If enabled, access control checks are made regardless of what the individual application had
set for <code>spark.ui.acls.enable</code> when the application was run. The application owner
will always have authorization to view their own application and any users specified via
<code>spark.ui.view.acls</code> when the application was run will also have authorization
to view that application.
If disabled, no access control checks are made.
</td>
</tr>
</table>
Note that in all of these UIs, the tables are sortable by clicking their headers,
making it easy to identify slow tasks, data skew, etc.
# Metrics
Spark has a configurable metrics system based on the
[Coda Hale Metrics Library](http://metrics.codahale.com/).
This allows users to report Spark metrics to a variety of sinks including HTTP, JMX, and CSV
files. The metrics system is configured via a configuration file that Spark expects to be present
at `$SPARK_HOME/conf/metrics.properties`. A custom file location can be specified via the
`spark.metrics.conf` [configuration property](configuration.html#spark-properties).

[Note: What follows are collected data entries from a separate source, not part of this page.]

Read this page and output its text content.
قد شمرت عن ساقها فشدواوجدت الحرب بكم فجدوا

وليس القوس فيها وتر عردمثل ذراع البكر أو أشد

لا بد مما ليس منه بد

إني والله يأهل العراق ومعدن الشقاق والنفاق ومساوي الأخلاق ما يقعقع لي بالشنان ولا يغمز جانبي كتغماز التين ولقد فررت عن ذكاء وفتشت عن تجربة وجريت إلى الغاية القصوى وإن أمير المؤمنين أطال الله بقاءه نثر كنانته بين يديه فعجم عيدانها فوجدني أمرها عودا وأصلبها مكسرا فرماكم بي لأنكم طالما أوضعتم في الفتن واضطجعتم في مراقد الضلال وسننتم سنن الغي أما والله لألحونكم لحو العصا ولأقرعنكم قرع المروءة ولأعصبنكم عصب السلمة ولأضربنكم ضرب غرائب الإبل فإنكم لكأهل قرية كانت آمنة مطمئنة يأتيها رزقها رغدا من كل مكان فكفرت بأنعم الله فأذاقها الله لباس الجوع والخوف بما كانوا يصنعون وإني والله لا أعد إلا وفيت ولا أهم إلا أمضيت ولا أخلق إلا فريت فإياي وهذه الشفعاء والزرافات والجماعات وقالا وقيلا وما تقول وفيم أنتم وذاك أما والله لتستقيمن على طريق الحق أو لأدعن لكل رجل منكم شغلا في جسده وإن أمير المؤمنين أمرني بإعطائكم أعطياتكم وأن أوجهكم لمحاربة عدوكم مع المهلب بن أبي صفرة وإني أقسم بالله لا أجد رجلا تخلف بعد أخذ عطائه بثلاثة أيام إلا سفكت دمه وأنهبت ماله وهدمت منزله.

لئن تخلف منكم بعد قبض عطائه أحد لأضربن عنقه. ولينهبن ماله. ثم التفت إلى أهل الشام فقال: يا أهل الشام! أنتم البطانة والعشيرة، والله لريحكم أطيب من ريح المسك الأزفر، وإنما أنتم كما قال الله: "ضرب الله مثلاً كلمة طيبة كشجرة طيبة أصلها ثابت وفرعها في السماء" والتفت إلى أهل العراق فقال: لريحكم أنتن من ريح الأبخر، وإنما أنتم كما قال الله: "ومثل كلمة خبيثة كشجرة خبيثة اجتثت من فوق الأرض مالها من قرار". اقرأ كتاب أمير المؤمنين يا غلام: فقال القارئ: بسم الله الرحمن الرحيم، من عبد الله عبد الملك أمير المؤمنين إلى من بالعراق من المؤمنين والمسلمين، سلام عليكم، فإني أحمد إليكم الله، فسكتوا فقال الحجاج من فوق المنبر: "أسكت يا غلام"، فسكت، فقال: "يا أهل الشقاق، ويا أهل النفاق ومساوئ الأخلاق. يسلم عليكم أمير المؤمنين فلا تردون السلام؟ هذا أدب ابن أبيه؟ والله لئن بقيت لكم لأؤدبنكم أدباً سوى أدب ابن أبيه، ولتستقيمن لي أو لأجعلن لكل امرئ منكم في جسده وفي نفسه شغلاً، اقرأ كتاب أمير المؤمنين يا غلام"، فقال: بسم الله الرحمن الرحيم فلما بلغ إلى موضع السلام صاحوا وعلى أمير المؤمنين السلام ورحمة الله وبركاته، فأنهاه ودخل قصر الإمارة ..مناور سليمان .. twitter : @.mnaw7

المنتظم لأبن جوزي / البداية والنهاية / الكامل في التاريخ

Spark's metrics are decoupled into different
_instances_ corresponding to Spark components. Within each instance, you can configure a
set of sinks to which metrics are reported. The following instances are currently supported:
* `master`: The Spark standalone master process.
* `applications`: A component within the master which reports on various applications.
* `worker`: A Spark standalone worker process.
* `executor`: A Spark executor.
* `driver`: The Spark driver process (the process in which your SparkContext is created).
Each instance can report to zero or more _sinks_. Sinks are contained in the
`org.apache.spark.metrics.sink` package:
* `ConsoleSink`: Logs metrics information to the console.
* `CSVSink`: Exports metrics data to CSV files at regular intervals.
* `JmxSink`: Registers metrics for viewing in a JMX console.
* `MetricsServlet`: Adds a servlet within the existing Spark UI to serve metrics data as JSON data.
* `GraphiteSink`: Sends metrics to a Graphite node.
Spark also supports a Ganglia sink which is not included in the default build due to
licensing restrictions:
* `GangliaSink`: Sends metrics to a Ganglia node or multicast group.
To install the `GangliaSink` you'll need to perform a custom build of Spark. _**Note that
by embedding this library you will include [LGPL](http://www.gnu.org/copyleft/lesser.html)-licensed
code in your Spark package**_. For sbt users, set the
`SPARK_GANGLIA_LGPL` environment variable before building. For Maven users, enable
the `-Pspark-ganglia-lgpl` profile. In addition to modifying the cluster's Spark build
user applications will need to link to the `spark-ganglia-lgpl` artifact.
The syntax of the metrics configuration file is defined in an example configuration file,
`$SPARK_HOME/conf/metrics.properties.template`.
# Advanced Instrumentation
Several external tools can be used to help profile the performance of Spark jobs:
* Cluster-wide monitoring tools, such as [Ganglia](http://ganglia.sourceforge.net/), can provide
insight into overall cluster utilization and resource bottlenecks. For instance, a Ganglia
dashboard can quickly reveal whether a particular workload is disk bound, network bound, or
CPU bound.
* OS profiling tools such as [dstat](http://dag.wieers.com/home-made/dstat/),
[iostat](http://linux.die.net/man/1/iostat), and [iotop](http://linux.die.net/man/1/iotop)
can provide fine-grained profiling on individual nodes.
* JVM utilities such as `jstack` for providing stack traces, `jmap` for creating heap-dumps,
`jstat` for reporting time-series statistics and `jconsole` for visually exploring various JVM
properties are useful for those comfortable with JVM internals.